The City Council once again passed on the opportunity to ask the U.S. Army Corps of Engineers to include Billings in an environmental impact study of West Coast coal ports.
Although no formal decision was made at the council's work session Monday night, council members agreed to instruct the city staff to take no action on the subject for now.
That direction was given after a two-hour process during which the council debated the issue and heard 14 people speak at a public hearing — four of them opposed to Billings' involvement in the study and 10 in favor.
Throughout the discussion there was much talk of various people and organizations being pro- or anti-coal. It was obvious that a majority of the council was in the pro-coal camp.
"I don't want the extreme environmental groups to pull us into their fight against coal, because that's all this is," said Councilman Ed Ulledalen of Ward 4.
Even Councilman Jim Ronquillo of Ward 1, who pressed the hardest in favor of doing something about traffic congestion caused by train traffic, said he wasn't opposed to coal trains per se, or to trains carrying Bakken oil, for that matter.
Last June, the council voted 8-3 against sending a letter to the Army Corps of Engineers that had been drafted by the Yellowstone Valley Citizens Council, an affiliate of the Northern Plains Resource Council.
Later in the summer, Ronquillo asked the city staff to do more research and bring back another proposal for sending off a letter. There was some confusion Monday night as to whom that letter was supposed to go and what it was supposed to say.
Councilman Denis Pitman of Ward 2 said Ronquillo's request did not mention a letter to the Army Corps, and Councilwoman Jani McCall said she thought Ronquillo had asked only for more information on solutions the city could pursue to deal with train-traffic congestion.
By the end of the discussion Monday, Ronquillo said he didn't care who got the letter, as long as someone in a position to help heard the city's concerns.
"Leastways they'd know we're interested," he said.
Terry Whiteside, a transportation consultant who prepared the "Heavy Traffic Ahead" study of coal train traffic for the Western Organization of Resource Councils, said the Army Corps has agreed to expand the scope of its port study at least as far east as Spokane, Wash.

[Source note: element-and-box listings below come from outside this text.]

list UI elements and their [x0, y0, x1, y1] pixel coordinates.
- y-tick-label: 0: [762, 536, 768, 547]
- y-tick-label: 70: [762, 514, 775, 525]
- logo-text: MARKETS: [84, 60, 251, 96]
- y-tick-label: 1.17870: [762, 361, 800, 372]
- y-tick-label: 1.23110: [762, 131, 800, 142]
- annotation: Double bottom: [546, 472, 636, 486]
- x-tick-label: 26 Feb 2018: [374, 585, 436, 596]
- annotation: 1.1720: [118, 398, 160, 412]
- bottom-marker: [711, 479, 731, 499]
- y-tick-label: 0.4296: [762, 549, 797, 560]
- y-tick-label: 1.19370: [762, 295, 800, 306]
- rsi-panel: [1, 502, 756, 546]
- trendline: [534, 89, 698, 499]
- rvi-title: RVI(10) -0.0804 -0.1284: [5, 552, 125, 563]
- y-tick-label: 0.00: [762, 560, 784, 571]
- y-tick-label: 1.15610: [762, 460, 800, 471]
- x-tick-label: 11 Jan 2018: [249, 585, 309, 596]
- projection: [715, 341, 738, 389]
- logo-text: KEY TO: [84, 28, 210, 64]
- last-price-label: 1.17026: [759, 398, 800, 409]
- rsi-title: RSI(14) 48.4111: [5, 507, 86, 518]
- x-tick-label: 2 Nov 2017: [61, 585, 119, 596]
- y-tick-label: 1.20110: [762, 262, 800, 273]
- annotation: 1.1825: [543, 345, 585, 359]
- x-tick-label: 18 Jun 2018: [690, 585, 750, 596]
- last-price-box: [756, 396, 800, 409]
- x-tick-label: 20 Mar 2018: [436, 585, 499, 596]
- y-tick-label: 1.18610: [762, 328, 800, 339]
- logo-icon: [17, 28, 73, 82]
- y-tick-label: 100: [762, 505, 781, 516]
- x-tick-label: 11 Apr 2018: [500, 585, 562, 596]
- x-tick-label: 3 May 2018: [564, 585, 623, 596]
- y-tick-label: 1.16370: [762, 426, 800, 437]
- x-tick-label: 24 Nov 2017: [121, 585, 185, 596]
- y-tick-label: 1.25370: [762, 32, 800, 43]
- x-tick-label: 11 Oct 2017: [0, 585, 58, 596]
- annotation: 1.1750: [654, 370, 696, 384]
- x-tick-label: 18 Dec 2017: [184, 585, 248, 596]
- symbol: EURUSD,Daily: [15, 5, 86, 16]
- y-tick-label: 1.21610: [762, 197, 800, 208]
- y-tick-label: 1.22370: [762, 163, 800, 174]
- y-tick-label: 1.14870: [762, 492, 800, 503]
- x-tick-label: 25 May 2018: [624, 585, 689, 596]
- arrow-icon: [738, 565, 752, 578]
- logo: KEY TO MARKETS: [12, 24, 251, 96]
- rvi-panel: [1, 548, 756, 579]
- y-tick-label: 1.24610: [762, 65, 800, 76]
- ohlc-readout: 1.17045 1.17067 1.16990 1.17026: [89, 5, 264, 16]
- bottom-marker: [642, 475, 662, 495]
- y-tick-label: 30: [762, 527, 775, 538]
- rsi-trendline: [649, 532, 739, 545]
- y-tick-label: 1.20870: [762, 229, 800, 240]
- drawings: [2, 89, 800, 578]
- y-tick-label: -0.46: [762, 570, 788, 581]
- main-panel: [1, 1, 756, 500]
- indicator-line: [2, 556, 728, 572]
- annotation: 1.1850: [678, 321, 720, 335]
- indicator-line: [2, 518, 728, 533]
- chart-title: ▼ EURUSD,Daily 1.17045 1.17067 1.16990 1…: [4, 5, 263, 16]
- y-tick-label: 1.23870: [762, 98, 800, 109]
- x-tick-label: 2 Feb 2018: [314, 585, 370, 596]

He said it's possible that the Surface Transportation Board could conduct a separate study of affected cities farther east, including Billings. He said Billings should be trying to stay out front on the issue because between Bakken oil and coal heading to the West Coast, it could feel the effects of increased train traffic more than any other city.
Todd O'Hare, a spokesman for Cloud Peak Energy in Helena, said the effort to have cities sign on to the Army Corps study was part of a national fight against coal and an attempt to bog down the environmental study process and build a case for future lawsuits.
Speakers who favored sending the letter said they weren't for or against coal.
"I'm pro-information," said Ed Gulick, a member of the Northern Plains Resource Council. "I see no downside to being part of this EIS."
But a majority of council members said coal trains weren't the problem — train traffic of all kinds was, and an environmental study would do nothing to help the city mitigate the effects of that traffic.